By Phil Smith
Last week saw Boris’s ‘Build, Build, Build’ scheme announced, intended to kickstart the economy with an ambitious spending spree of nearly £5 billion. The government has christened this plan as Britain’s ‘New Deal’ reminiscent of Roosevelt’s historic scheme created to restore the US economy in response to the Great Depression of the early thirties. The plan includes a wide range of funding for sectors such as health, transport, construction, and our legal infrastructure. While this plan has been praised by many in the conservative party, the criticisms are numerous.

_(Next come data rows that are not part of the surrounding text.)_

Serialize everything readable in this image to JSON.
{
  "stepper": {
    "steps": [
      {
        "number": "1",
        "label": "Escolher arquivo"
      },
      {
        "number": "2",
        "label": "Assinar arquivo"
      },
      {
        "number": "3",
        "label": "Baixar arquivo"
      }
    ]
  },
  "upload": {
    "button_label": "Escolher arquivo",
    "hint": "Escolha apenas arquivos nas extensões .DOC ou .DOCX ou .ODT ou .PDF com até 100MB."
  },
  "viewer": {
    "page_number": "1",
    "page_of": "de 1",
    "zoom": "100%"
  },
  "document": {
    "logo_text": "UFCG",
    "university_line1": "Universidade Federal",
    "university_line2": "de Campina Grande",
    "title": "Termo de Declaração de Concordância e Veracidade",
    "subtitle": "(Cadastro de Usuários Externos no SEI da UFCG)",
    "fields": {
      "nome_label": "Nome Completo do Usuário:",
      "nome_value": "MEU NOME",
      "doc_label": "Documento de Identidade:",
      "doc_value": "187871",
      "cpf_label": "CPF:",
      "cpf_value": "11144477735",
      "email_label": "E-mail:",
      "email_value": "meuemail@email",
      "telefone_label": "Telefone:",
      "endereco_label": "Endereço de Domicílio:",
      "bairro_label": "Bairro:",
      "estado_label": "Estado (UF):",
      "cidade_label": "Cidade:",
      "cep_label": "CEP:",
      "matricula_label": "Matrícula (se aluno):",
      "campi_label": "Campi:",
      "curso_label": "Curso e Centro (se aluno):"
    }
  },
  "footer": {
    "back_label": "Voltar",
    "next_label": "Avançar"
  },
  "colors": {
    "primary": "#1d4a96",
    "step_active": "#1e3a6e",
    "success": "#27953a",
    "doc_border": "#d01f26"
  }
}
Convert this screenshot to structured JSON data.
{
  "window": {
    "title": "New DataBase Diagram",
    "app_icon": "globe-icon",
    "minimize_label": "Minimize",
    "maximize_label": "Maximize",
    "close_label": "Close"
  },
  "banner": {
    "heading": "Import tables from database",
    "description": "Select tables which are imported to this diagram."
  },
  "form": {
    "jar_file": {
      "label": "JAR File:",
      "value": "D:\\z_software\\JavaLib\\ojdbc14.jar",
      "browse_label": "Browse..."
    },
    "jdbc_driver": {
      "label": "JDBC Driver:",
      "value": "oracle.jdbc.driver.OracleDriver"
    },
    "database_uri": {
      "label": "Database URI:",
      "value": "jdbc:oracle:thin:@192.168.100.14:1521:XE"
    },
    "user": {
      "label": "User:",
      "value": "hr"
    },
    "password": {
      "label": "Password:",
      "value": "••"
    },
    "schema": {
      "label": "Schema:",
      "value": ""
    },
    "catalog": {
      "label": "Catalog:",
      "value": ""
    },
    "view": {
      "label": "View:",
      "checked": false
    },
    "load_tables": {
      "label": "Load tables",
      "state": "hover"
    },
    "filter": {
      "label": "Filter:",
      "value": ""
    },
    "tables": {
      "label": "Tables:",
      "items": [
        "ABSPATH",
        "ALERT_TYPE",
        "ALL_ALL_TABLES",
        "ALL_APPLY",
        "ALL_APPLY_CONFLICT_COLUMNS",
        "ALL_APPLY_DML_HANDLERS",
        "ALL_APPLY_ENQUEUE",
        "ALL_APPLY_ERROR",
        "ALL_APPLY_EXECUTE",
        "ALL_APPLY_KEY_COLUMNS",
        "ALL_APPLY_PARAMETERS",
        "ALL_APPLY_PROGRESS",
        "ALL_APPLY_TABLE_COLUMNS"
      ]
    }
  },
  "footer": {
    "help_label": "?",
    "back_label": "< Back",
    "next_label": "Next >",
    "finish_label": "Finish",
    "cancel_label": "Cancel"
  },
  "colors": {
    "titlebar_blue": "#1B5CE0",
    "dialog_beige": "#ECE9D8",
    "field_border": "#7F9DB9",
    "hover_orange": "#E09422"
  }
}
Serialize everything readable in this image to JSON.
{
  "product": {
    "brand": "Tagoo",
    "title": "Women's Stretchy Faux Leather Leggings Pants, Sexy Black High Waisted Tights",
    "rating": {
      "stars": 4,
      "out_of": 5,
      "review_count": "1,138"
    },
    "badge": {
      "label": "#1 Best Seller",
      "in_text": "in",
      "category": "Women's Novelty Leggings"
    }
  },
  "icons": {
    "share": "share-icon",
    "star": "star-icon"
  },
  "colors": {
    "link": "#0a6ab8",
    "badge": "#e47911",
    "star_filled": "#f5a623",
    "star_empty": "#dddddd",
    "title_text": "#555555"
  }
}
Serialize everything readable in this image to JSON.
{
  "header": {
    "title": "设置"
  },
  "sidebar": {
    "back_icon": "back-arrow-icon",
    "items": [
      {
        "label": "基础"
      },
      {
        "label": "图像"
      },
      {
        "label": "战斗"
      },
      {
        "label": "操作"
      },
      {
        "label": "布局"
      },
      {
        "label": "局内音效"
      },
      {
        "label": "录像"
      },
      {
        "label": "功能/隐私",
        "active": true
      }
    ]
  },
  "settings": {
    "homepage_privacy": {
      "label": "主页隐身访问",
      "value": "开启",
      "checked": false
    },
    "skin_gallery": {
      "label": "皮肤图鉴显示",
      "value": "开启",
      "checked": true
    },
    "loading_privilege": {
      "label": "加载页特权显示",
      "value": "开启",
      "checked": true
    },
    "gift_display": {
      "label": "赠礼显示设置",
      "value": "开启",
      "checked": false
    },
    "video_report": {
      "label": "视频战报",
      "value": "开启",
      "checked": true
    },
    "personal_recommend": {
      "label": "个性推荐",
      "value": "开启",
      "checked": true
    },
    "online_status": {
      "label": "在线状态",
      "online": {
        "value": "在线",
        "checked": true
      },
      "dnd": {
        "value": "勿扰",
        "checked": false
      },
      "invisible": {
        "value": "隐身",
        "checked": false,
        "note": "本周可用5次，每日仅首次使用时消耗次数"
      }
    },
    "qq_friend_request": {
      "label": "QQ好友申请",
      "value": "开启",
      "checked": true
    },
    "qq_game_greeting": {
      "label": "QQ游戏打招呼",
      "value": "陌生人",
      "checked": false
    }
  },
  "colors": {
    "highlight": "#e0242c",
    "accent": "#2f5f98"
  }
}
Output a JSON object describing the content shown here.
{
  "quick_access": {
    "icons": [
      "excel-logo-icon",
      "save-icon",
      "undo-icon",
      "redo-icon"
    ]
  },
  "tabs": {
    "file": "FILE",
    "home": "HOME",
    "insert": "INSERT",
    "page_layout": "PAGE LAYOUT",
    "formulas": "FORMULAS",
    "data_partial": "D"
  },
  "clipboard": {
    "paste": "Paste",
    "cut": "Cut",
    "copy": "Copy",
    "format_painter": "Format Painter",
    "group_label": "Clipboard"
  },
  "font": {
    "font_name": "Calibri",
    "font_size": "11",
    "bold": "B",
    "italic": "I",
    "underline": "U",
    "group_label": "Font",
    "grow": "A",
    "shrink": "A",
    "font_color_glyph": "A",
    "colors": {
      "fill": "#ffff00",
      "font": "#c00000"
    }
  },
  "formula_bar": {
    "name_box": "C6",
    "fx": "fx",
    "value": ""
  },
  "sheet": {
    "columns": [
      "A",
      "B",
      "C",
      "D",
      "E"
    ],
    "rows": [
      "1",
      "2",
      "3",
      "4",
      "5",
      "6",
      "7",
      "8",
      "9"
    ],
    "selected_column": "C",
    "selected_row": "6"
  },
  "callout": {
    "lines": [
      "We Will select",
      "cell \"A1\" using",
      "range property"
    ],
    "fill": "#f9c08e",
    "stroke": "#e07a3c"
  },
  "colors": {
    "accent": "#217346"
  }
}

Kier Starmer addressed Johnson’s plan, claiming that ‘Build, Build, Build’ is to focused on infrastructure development and instead should be set up to protect peoples jobs. He further critiqued Johnsons plan arguing that the funding would amount to “less than £100 per person”. Moreover, groups such as the National Trust have noted the damage Johnson’s plan may cause through decreased environmental regulation intended to speed up the construction and planning processes but inadvertently creating conservation nightmares.
Flashy, expensive option
While it is clear that something must be done to nurse our wounded economy back to health ‘Build, Build, Build’ feels like a flashy, expensive option. While infrastructure can contribute to economic recovery as well as providing contracts and employment for the construction industry, the benefits that new schools and hospitals would provide will take years to come to full effect when you factor in the construction time for these projects. Surely a more specific focus on retaining current jobs or extending the furlough scheme further would be of more immediate benefit to working people.
Even with the government furlough scheme in place until October, British business are letting workers go at an alarming rate. Last month saw a 23 per cent jump in people claiming for unemployment benefits, as well as alarming drops in employees on companies’ payrolls. Ensuring that the minimum amount of job losses is incurred because of the virus should be of the upmost importance. The damage of these losses have been highlighted by the ITV Political Editor Robert Peston who explained in a recent interview that the job losses in the service industry would be catastrophic for the UK’s economy as many of these individuals don’t have applicable skills in less affected areas of the economy, making employment outlook for these people very unsatisfactory. Moreover, the BBC reported that Reed, one of the UK’s biggest job platforms, believes that unemployment could be on the rise, to a horrifying 15 per cent.
For the younger generations in Britain the next few years are set to be some of the most difficult that we will experience in our lives, regardless of the success of government programmes or action. With a recession set to be far worse than that of 2008, career prospects have never been more dire. Although it is important to ensure the absolute minimum loss of life by maintaining lockdown rules and easing the return to normalcy slowly, the government needs to do more to protect the employment status of people most vulnerable to redundancy. Those leaving full time education with limited work experience will find themselves in one for the most hostile and unforgiving job markets seen in decades. One can only hope that the government will be able to step up and make sure schemes like ‘Build, Build, Build’ operate effectively and efficiently. However, the bleak track record of Johnsons regime provides little in the way of encouragement.